The results showing time spent on documentation should be carefully interpreted due to the medication tasks category. The ICUs use medication orders as part of the patient charts. Unless an observer is standing much closer than the 3 metre following distance we employ, it may not be possible to identify every instance when medication orders are being written in the chart. If an observer stood closer to obtain more accurate records of medication related documentation, they would risk obstructing their participant. Thus, the values we have found may underreport medication prescribe and chart events, which may instead be captured in the documentation section. In general, we have sought to openly report potential weaknesses in this approach such that future investigators may benefit from this information.

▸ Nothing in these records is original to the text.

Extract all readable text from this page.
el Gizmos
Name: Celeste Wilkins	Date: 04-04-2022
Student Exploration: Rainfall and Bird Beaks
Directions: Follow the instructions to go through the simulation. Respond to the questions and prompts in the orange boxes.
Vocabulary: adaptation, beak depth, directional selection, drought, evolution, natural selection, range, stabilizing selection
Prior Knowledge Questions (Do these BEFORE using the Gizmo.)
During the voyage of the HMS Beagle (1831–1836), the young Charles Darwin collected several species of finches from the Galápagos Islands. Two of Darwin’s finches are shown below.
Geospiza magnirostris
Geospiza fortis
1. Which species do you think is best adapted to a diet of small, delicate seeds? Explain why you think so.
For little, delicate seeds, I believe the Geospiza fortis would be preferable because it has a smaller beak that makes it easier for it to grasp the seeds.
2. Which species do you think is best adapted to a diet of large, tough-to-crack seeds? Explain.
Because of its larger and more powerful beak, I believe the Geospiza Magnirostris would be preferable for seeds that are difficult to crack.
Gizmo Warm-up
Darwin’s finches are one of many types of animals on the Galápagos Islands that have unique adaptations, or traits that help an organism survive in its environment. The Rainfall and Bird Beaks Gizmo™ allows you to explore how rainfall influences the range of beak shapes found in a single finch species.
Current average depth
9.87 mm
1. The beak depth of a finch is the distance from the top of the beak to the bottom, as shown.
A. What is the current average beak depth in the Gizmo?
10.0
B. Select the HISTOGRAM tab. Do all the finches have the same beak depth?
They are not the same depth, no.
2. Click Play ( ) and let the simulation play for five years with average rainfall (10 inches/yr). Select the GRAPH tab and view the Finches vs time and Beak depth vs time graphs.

Canadian critical care providers spend greater proportions of time communicating with each other than do physicians and nurses working in Australian general hospital wards. This is consistent with specialized, coordinated, team based care. These results help to validate the previously published findings of the WOMBAT method on hospital wards as well as demonstrating the amounts of time front line critical care providers spend accessing and disseminating information for patient care. We describe a truly blended method with quantitative data resulting from subjective observations. Future studies will employ this method to examine how the CCIS impacts the time HCPs spend on their tasks, the interruptions they encounter, and whether the CCIS introduction is broadly a positive step for patient care.